La memoria de esa noche se había mantenido diluida y gris, como la luz que filtraba por las persianas de cristal de las ventanas del frente de la casa. Pero empezó a resucitar en mí cuando ya era adulta y madre de mi propia hija de cinco años, la misma edad que tenía cuando salimos de Cuba, y nos encontramos, casi sin explicación, en New Hampshire. Se me despertó un asombroso apetito por conocer los detalles. Martillaba a mi familia con preguntas, contrastaba sus testimonios, unos con otros. Encontraba inconsistencias que para mis parientes eran insignificantes, pero para mí, esenciales. Solo con los detalles podía recrear un mundo que había perdido y que ahora necesitaba retener en mi mano. A veces la memoria les fallaba. “Ay, chica,” Tía Silvia me dijo una vez. “Eso fue hace como un millón de años. Pregúntale a tu mamá.”

La memoria de la noche del juego-que-no-era-juego era distinta. En cuanto les dije de lo que me acordaba, parecía que habían dejado de respirar a la misma vez, la misma expresión atónita en sus ojos. “Eso fue al empezar la Guerra de Seis Días,” dijo Papi, mirando hacia algo que solo él podía ver. “Fidel había estado hablando por el radio, atacando a Israel. Los revolucionarios siempre marchaban por las calles después de sus discursos.
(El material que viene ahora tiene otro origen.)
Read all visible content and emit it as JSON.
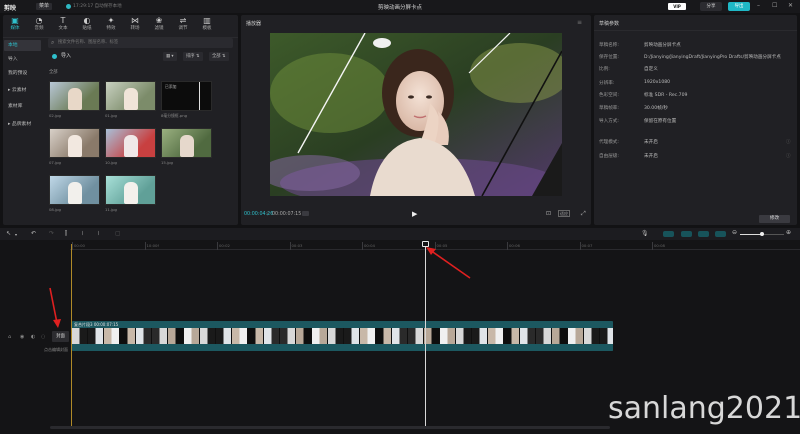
{
  "titlebar": {
    "logo": "剪映",
    "menu": "菜单",
    "status": "17:29:17 自动保存本地",
    "title": "剪映动画分屏卡点",
    "pro_badge": "VIP",
    "share": "分享",
    "export": "导出",
    "colors": {
      "accent": "#1fb8c6"
    }
  },
  "media_panel": {
    "toolbar": [
      {
        "label": "媒体",
        "icon": "media-icon",
        "active": true
      },
      {
        "label": "音频",
        "icon": "audio-icon",
        "active": false
      },
      {
        "label": "文本",
        "icon": "text-icon",
        "active": false
      },
      {
        "label": "贴纸",
        "icon": "sticker-icon",
        "active": false
      },
      {
        "label": "特效",
        "icon": "effects-icon",
        "active": false
      },
      {
        "label": "转场",
        "icon": "transition-icon",
        "active": false
      },
      {
        "label": "滤镜",
        "icon": "filter-icon",
        "active": false
      },
      {
        "label": "调节",
        "icon": "adjust-icon",
        "active": false
      },
      {
        "label": "模板",
        "icon": "template-icon",
        "active": false
      }
    ],
    "nav": [
      {
        "label": "本地",
        "active": true
      },
      {
        "label": "导入",
        "active": false
      },
      {
        "label": "我的预设",
        "active": false
      },
      {
        "label": "▸ 云素材",
        "active": false
      },
      {
        "label": "素材库",
        "active": false
      },
      {
        "label": "▸ 品牌素材",
        "active": false
      }
    ],
    "search_placeholder": "搜索文件名称、图层名称、标签",
    "import_label": "导入",
    "grid_tools": [
      "▦ ▾",
      "排序 ⇅",
      "全部 ⇅"
    ],
    "section_label": "全部",
    "items": [
      {
        "name": "02.jpg",
        "kind": "photo"
      },
      {
        "name": "01.jpg",
        "kind": "photo"
      },
      {
        "name": "8毫分镜框.png",
        "kind": "frame",
        "overlay": "已添加"
      },
      {
        "name": "07.jpg",
        "kind": "photo"
      },
      {
        "name": "10.jpg",
        "kind": "photo"
      },
      {
        "name": "15.jpg",
        "kind": "photo"
      },
      {
        "name": "08.jpg",
        "kind": "photo"
      },
      {
        "name": "11.jpg",
        "kind": "photo"
      }
    ]
  },
  "player": {
    "title": "播放器",
    "time_current": "00:00:04:26",
    "time_separator": "/",
    "time_total": "00:00:07:15",
    "fit_label": "适应",
    "menu_icon": "hamburger-icon"
  },
  "draft": {
    "title": "草稿参数",
    "props": [
      {
        "label": "草稿名称:",
        "value": "剪映动画分屏卡点",
        "info": false
      },
      {
        "label": "保存位置:",
        "value": "D:/Jianying/JianyingDraft/JianyingPro Drafts/剪映动画分屏卡点",
        "info": false
      },
      {
        "label": "比例:",
        "value": "自定义",
        "info": false
      },
      {
        "label": "分辨率:",
        "value": "1920x1080",
        "info": false
      },
      {
        "label": "色彩空间:",
        "value": "标准 SDR - Rec.709",
        "info": false
      },
      {
        "label": "草稿帧率:",
        "value": "30.00帧/秒",
        "info": false
      },
      {
        "label": "导入方式:",
        "value": "保留在原有位置",
        "info": false
      },
      {
        "label": "代理模式:",
        "value": "未开启",
        "info": true
      },
      {
        "label": "自由层级:",
        "value": "未开启",
        "info": true
      }
    ],
    "modify_button": "修改"
  },
  "timeline": {
    "ruler": [
      "00:00",
      "10:00f",
      "00:02",
      "00:03",
      "00:04",
      "00:05",
      "00:06",
      "00:07",
      "00:08"
    ],
    "cover_label": "封面",
    "cover_tip": "点击编辑封面",
    "clip_label": "复合片段3  00:00:07:15",
    "playhead_seconds": 4.87,
    "zoom_level": 0.5
  },
  "watermark": "sanlang2021"
}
Querían alardear de su lealtad.” Dejó de hablar de repente, regresó a nosotros. “¡Ñó! ¡Qué susto pasamos!”

Para aquel entonces, ya todo el mundo sabía que éramos oficialmente gusanos, esperando por nuestros permisos de salida y blanco fácil para los revolucionarios apasionados. Como todos los gusanos, mis padres sabían que se tenían que esconder en cuanto escucharon la turba en la esquina. Por una larga media hora, la turba nos gritó insultos y amenazas. Hicieron un escándalo golpeando cazuelas y latas que tenían en las manos. Un grupo entró al portal y empezó a darle golpes a la puerta. Alguien rompió una ventana. Los pedazos de cristal volaron sobre el piso de losa. Papi vio que un hombre levantaba a otro frente a la puerta. Estaban halando una lámpara que mi madre acababa de comprar para el bombillo del techo.

Mami hizo una mueca con la boca cuando se acordó de la lámpara. “Yo me paré en una cola larguísima bajo tremendo sol para comprar esa estúpida lámpara.”
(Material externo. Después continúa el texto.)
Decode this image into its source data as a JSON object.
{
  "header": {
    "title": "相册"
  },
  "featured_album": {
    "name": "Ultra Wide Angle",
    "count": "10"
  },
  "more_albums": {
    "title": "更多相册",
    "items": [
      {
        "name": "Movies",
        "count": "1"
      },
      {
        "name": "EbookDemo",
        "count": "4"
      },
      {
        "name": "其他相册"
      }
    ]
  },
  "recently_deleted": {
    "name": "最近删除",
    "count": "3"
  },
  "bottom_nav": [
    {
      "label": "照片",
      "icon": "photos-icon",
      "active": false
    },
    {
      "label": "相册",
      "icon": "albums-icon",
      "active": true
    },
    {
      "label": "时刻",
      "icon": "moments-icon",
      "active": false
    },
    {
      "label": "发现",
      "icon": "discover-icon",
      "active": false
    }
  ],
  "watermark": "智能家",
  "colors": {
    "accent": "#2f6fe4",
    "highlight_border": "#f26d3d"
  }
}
Papi sonrió. “Te acuerdas lo que nos gritaron? ‘¡Ustedes se van! ¡Ya no la necesitan!’”

Todos se rieron. Estaban buscando humor en un cuento doloroso, como siempre, una táctica que ya yo conocía bien. Ese viejo alarde cubano que empujaba su dolor hacia abajo, y abajo, y abajo. Hasta que ya no podía más, y el dolor necesitaba ternura, o por lo menos ser reconocido. El juego-que-no-era-juego nos dejó huellas. El terror y el shock, el odio que desgarró lo que debía ser una suave noche de verano, nos cambió a todos.

Cuatro generaciones de nuestra familia materna familia materna, en el verano de 1967, en La Habana. Mi hermano, mi padre y mi madre están en la última fila, de izquierda a derecha. Mi abuela, en la fila del medio, a la derecha. Su cuñada, su hermano y su padre, de izquierda a derecha en la misma fila, nunca pudieron salir de Cuba. Yo estoy en el centro de la primera fila.
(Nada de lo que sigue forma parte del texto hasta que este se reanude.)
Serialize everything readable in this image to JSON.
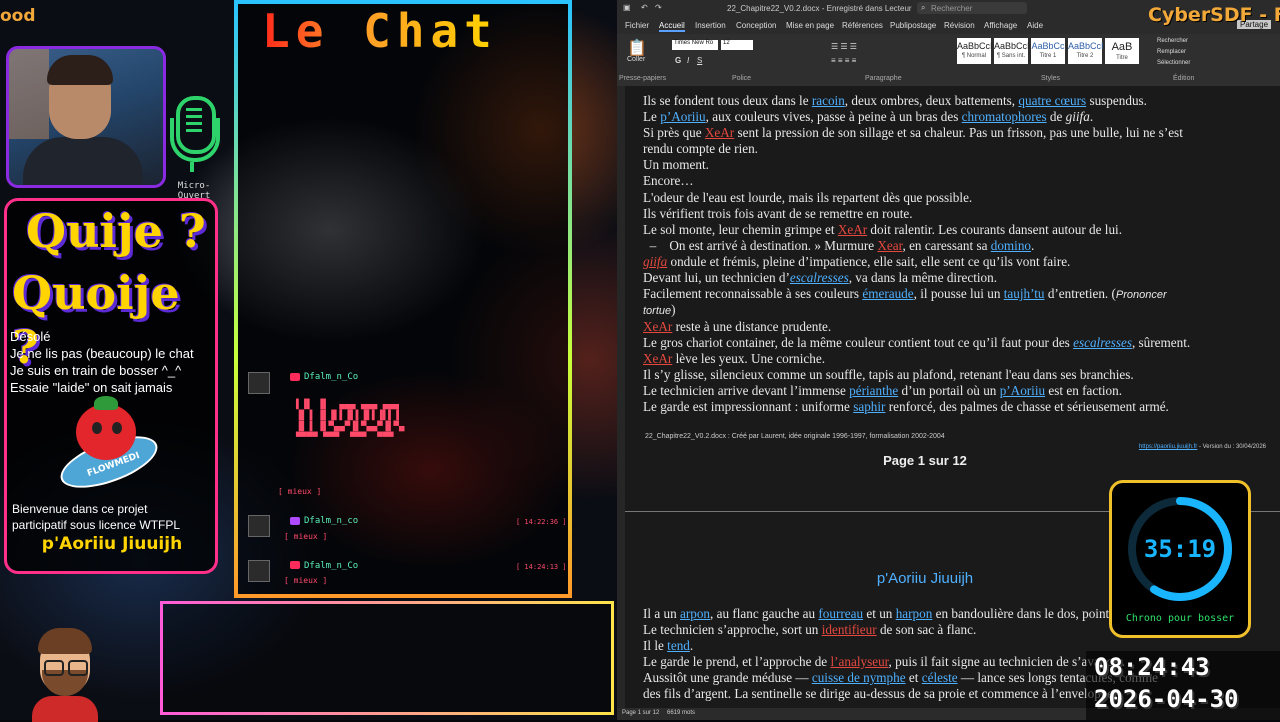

Lo que nos pasó esa noche recibió un nombre oficial durante la Crisis del Mariel en 1980, “actos de repudio.” Organizados por los comités de la defensa de la revolución en cada cuadra, por la federación de mujeres cubanas, o por cualquier otro grupo, estos “actos” incluían bullying, vergüenza pública y golpizas a las personas que no eran suficientemente revolucionarias. Habían estado ocurriendo desde que el gobierno revolucionario tomó el poder, y tenían, como mínimo, su aprobación tácita. Pero en 1980, los actos se hicieron más severos y violentos. Algunos duraban días, y dejaban a las víctimas bloqueadas en sus hogares, sin electricidad, ni agua, ni gas.

Siempre pensé que los actos habían empezado con la revolución de 1959, pero el historiador cubano Abel Sierra Madero rastreó sus orígenes, por lo menos hasta la época de la dictadura de Machado. Madero dice que “la porra machadista fue responsable de desapariciones, asesinatos que buscaban aniquilar la disidencia y resolver la crisis política.” Él cree que la tradición revivió seis meses después de que el gobierno de Fidel Castro tomara el poder, en junio 1959. Esa vez el blanco fue el Diario de la Marina, un reconocido periódico que se había virado contra el nuevo régimen. En 1960, el periódico fue eliminado por completo.

Marcha por la 5ta Avenida en La Habana, frente a la embajada peruana, en abril de 1980. Foto: Granma/Fernando Lezcano. Del artículo “Pequeña historia natural de los actos de repudio en Cuba,” por Mario Luis Reyes, 22 de febrero del 2021.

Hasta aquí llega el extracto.